I pointed to the small silver dice pendant that hung around my teacher’s neck.
Don* was fresh out of university, and we’d struck up a friendship of sorts, based on our love of experiencing new things. He’d always wanted to learn to how to ride a motorbike, and I told him I’d happily oblige if he let me drive his hotted up car.
But on this day, it was the die that caught my eye. I was only about 14, but I knew there was more to this symbol than a simple pendant. What followed was an intriguing conversation about the role of fate in our lives. A typical conversation for two rebels just trying to figure out this ‘life’ thing.
He explained he was ‘living by the die’, making decisions based on its roll. He’d changed degrees, ditched a fiancée, and moved houses, purely based on the roll of a die.
There was no internet back then, so I had to take his word for it that he wasn’t the only crazy person doing this. Well, crazy is a misnomer. One man’s crazy is another man’s genius.
There was a simplicity in this method of life for sure; if one believed in fated lives and no agency. But I was still learning, and I didn’t know what I believed.
I’ve no idea what brought his dice to mind many years later, but I jumped online to find out about this ‘die thing’ he’d spoken about. I found an article about the book The Dice Man.
Don hadn’t mentioned the actual book, but it makes sense that a ‘trend’ like this would have its origins in literature, and it made for fascinating reading!
Ha!

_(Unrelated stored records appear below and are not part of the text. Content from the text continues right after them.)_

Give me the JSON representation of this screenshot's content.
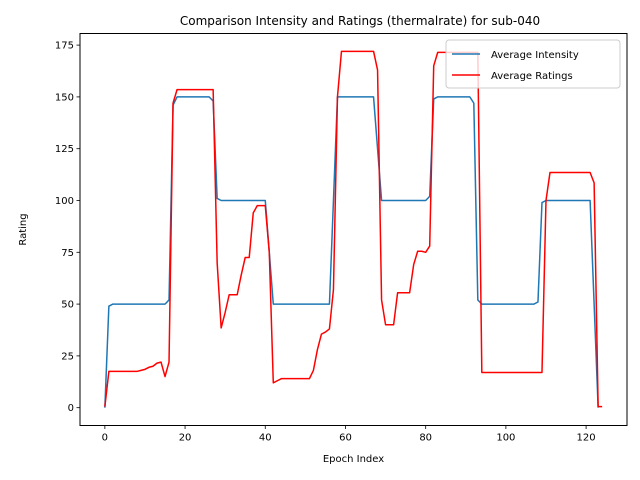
{
  "chart_data": {
    "type": "line",
    "title": "Comparison Intensity and Ratings (thermalrate) for sub-040",
    "xlabel": "Epoch Index",
    "ylabel": "Rating",
    "xlim": [
      -6.2,
      130.2
    ],
    "ylim": [
      -8.6,
      180.6
    ],
    "xticks": [
      0,
      20,
      40,
      60,
      80,
      100,
      120
    ],
    "yticks": [
      0,
      25,
      50,
      75,
      100,
      125,
      150,
      175
    ],
    "grid": false,
    "legend": "top-right",
    "series": [
      {
        "name": "Average Intensity",
        "color": "#1f77b4",
        "x": [
          0,
          1,
          2,
          15,
          16,
          17,
          18,
          26,
          27,
          28,
          29,
          40,
          41,
          42,
          56,
          57,
          58,
          67,
          68,
          69,
          70,
          80,
          81,
          82,
          83,
          91,
          92,
          93,
          94,
          107,
          108,
          109,
          110,
          121,
          122,
          123
        ],
        "y": [
          0,
          49,
          50,
          50,
          52,
          146,
          150,
          150,
          148,
          101,
          100,
          100,
          75,
          50,
          50,
          100,
          150,
          150,
          125,
          100,
          100,
          100,
          102,
          149,
          150,
          150,
          147,
          52,
          50,
          50,
          51,
          99,
          100,
          100,
          50,
          0
        ]
      },
      {
        "name": "Average Ratings",
        "color": "#ff0000",
        "x": [
          0,
          1,
          2,
          8,
          9,
          10,
          11,
          12,
          13,
          14,
          15,
          16,
          17,
          18,
          19,
          27,
          28,
          29,
          30,
          31,
          32,
          33,
          34,
          35,
          36,
          37,
          38,
          39,
          40,
          41,
          42,
          43,
          44,
          51,
          52,
          53,
          54,
          55,
          56,
          57,
          58,
          59,
          67,
          68,
          69,
          70,
          71,
          72,
          73,
          74,
          75,
          76,
          77,
          78,
          79,
          80,
          81,
          82,
          83,
          93,
          94,
          108,
          109,
          110,
          111,
          121,
          122,
          123,
          124
        ],
        "y": [
          0.5,
          17.5,
          17.5,
          17.5,
          18,
          18.5,
          19.5,
          20,
          21.5,
          22,
          15,
          22,
          147,
          153.5,
          153.5,
          153.5,
          70,
          38.5,
          46,
          54.5,
          54.5,
          54.5,
          64,
          72.5,
          72.5,
          94,
          97.5,
          97.5,
          97.5,
          75,
          12,
          13,
          14,
          14,
          18,
          28,
          35.5,
          36.5,
          38,
          57,
          150,
          172,
          172,
          163,
          52,
          40,
          40,
          40,
          55.5,
          55.5,
          55.5,
          55.5,
          69,
          75.5,
          75.5,
          75,
          78,
          165,
          171.5,
          171.5,
          17,
          17,
          17,
          100,
          113.5,
          113.5,
          108.5,
          0.5,
          0.5
        ]
      }
    ]
  }
}
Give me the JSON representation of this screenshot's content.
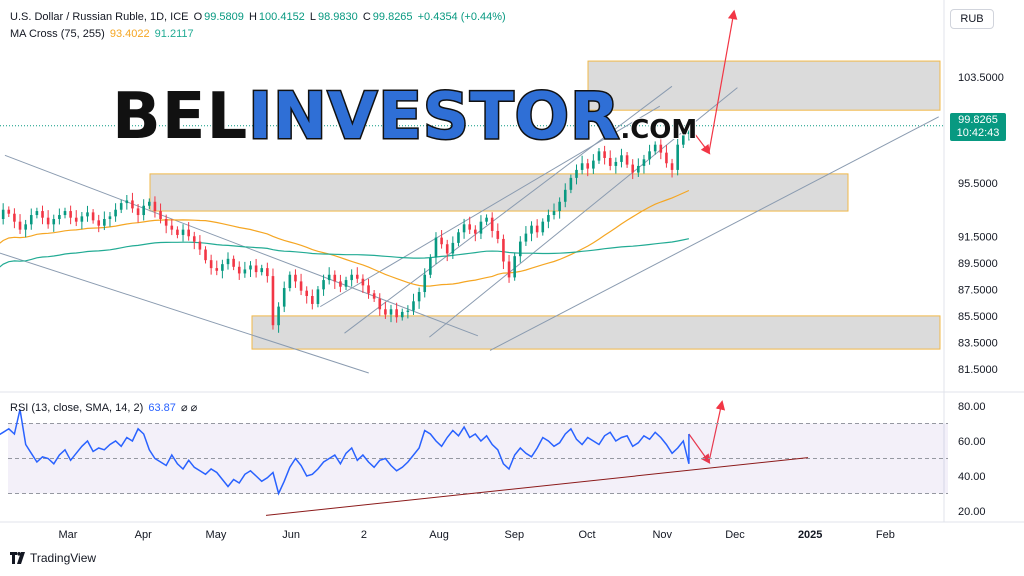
{
  "header": {
    "symbol": "U.S. Dollar / Russian Ruble, 1D, ICE",
    "open_label": "O",
    "open": "99.5809",
    "high_label": "H",
    "high": "100.4152",
    "low_label": "L",
    "low": "98.9830",
    "close_label": "C",
    "close": "99.8265",
    "change": "+0.4354 (+0.44%)",
    "ma_label": "MA Cross (75, 255)",
    "ma_fast": "93.4022",
    "ma_slow": "91.2117"
  },
  "currency_button": "RUB",
  "price_tag": {
    "price": "99.8265",
    "countdown": "10:42:43"
  },
  "rsi_header": {
    "label": "RSI (13, close, SMA, 14, 2)",
    "value": "63.87",
    "icons": "⌀ ⌀"
  },
  "watermark": {
    "part1": "BEL",
    "part2": "INVESTOR",
    "part3": ".COM"
  },
  "footer": {
    "brand": "TradingView"
  },
  "colors": {
    "up": "#089981",
    "down": "#f23645",
    "ma_fast": "#f5a623",
    "ma_slow": "#22ab94",
    "rsi": "#2962ff",
    "arrow": "#f23645",
    "trend": "#8a9bb0"
  },
  "chart_data": [
    {
      "type": "candlestick",
      "title": "U.S. Dollar / Russian Ruble, 1D, ICE",
      "x_ticks": [
        "Mar",
        "Apr",
        "May",
        "Jun",
        "2",
        "Aug",
        "Sep",
        "Oct",
        "Nov",
        "Dec",
        "2025",
        "Feb"
      ],
      "y_ticks": [
        103.5,
        95.5,
        91.5,
        89.5,
        87.5,
        85.5,
        83.5,
        81.5
      ],
      "y_tick_labels": [
        "103.5000",
        "95.5000",
        "91.5000",
        "89.5000",
        "87.5000",
        "85.5000",
        "83.5000",
        "81.5000"
      ],
      "ylim": [
        80.5,
        107.5
      ],
      "last_price": 99.8265,
      "close_series": [
        91.3,
        91.6,
        92.1,
        92.8,
        93.5,
        93.2,
        92.6,
        92.0,
        92.4,
        93.1,
        93.4,
        92.9,
        92.4,
        92.8,
        93.1,
        93.4,
        92.9,
        92.6,
        93.0,
        93.3,
        92.7,
        92.3,
        92.8,
        93.0,
        93.5,
        94.0,
        94.2,
        93.6,
        93.1,
        93.8,
        94.1,
        93.4,
        92.8,
        92.3,
        92.0,
        91.6,
        92.0,
        91.5,
        91.1,
        90.5,
        89.7,
        89.1,
        88.9,
        89.4,
        89.8,
        89.2,
        88.7,
        89.0,
        89.3,
        88.8,
        89.1,
        88.5,
        84.8,
        86.2,
        87.6,
        88.6,
        88.1,
        87.4,
        87.0,
        86.4,
        87.5,
        88.2,
        88.6,
        88.1,
        87.7,
        88.2,
        88.6,
        88.3,
        87.8,
        87.2,
        86.8,
        86.0,
        85.6,
        86.0,
        85.4,
        85.8,
        85.9,
        86.6,
        87.3,
        88.6,
        89.9,
        91.4,
        90.9,
        90.2,
        91.0,
        91.8,
        92.4,
        92.0,
        91.7,
        92.6,
        92.9,
        91.9,
        91.3,
        89.6,
        88.4,
        90.0,
        91.1,
        91.7,
        92.3,
        91.8,
        92.6,
        93.1,
        93.4,
        94.1,
        95.0,
        95.9,
        96.5,
        97.0,
        96.6,
        97.2,
        97.9,
        97.4,
        96.8,
        97.1,
        97.6,
        96.9,
        96.3,
        96.8,
        97.3,
        97.9,
        98.4,
        97.8,
        97.0,
        96.5,
        98.4,
        99.2,
        99.8
      ],
      "x_range_days": [
        0,
        360
      ],
      "x_days_of_ticks": [
        36,
        67,
        97,
        128,
        158,
        189,
        220,
        250,
        281,
        311,
        342,
        373
      ],
      "ma_fast_label": "MA 75",
      "ma_fast_last": 93.4022,
      "ma_slow_label": "MA 255",
      "ma_slow_last": 91.2117,
      "zones": [
        {
          "from": 101.0,
          "to": 104.7
        },
        {
          "from": 93.4,
          "to": 96.2
        },
        {
          "from": 83.0,
          "to": 85.5
        }
      ]
    },
    {
      "type": "line",
      "title": "RSI (13, close, SMA, 14, 2)",
      "y_ticks": [
        80,
        60,
        40,
        20
      ],
      "y_tick_labels": [
        "80.00",
        "60.00",
        "40.00",
        "20.00"
      ],
      "ylim": [
        10,
        90
      ],
      "bands": [
        70,
        50,
        30
      ],
      "last_value": 63.87,
      "series": [
        64,
        62,
        66,
        63,
        65,
        67,
        64,
        78,
        58,
        53,
        48,
        51,
        50,
        47,
        52,
        55,
        49,
        53,
        57,
        60,
        54,
        56,
        55,
        58,
        60,
        57,
        62,
        60,
        67,
        64,
        55,
        50,
        48,
        46,
        52,
        47,
        44,
        49,
        45,
        43,
        41,
        44,
        42,
        38,
        34,
        38,
        36,
        41,
        43,
        40,
        37,
        39,
        42,
        30,
        37,
        45,
        50,
        46,
        40,
        41,
        44,
        48,
        50,
        52,
        47,
        53,
        56,
        49,
        52,
        48,
        45,
        49,
        50,
        46,
        43,
        45,
        48,
        52,
        56,
        66,
        64,
        60,
        57,
        62,
        66,
        63,
        68,
        62,
        64,
        60,
        63,
        58,
        55,
        47,
        44,
        52,
        56,
        53,
        51,
        56,
        62,
        60,
        57,
        59,
        64,
        67,
        61,
        58,
        62,
        60,
        58,
        63,
        65,
        60,
        62,
        63,
        57,
        59,
        63,
        61,
        65,
        62,
        58,
        53,
        56,
        60,
        47,
        56,
        64
      ]
    }
  ]
}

Ha!
Of course, my next step was to Facebook stalk him to see how his life turned out. The romantic in me was disappointed to find he’s working in the corporate sector, making a ‘killing’ in traditional marketing and seminars.
But no one can know facts from this distance, right?
Perhaps the die led him there?
My heart gently reminded me that whether he ‘sold out’ or ‘grew up’ is entirely based on my own perspective, and not his.
Thinking back to Don’s ‘system of life’ made me ponder my own.
It certainly seemed ludicrous to hand your life over to the roll of a die that knew nothing about you personally, your dreams, hopes or ambitions.
Yet I’d spent my early years doing what was expected of me.
And it was the same as rolling a die for decisions.
The people who ‘expected’ me to behave a certain way knew nothing about me personally. They knew nothing of my dreams, hopes, and ambitions. I just did what was expected, and I excelled at it. Everyone else seemed to decide what the roll of my die should be.
And I gladly obliged.
People pleasing, or the fawn response of complex PTSD, slowly erodes the self, autonomy, and any form of agency with each inauthentic step.
It’s a survival mode of behaviour based on what appears the safest route through any particular day.
I wasn’t blatantly rolling a die like Don, but I was just as passive. I let others (people, society, and systems) roll my die for me. And as they say, you can’t change something you’re not aware of!
But this awareness also comes with a form of contradiction.
I certainly believe in the power of a surrendered life.
But there’s a dramatic difference between surrendering to the familiarity of unhealthy patterns in our lives, and surrendering by choosing to flow with life, rather than resist and battle against your one and precious life.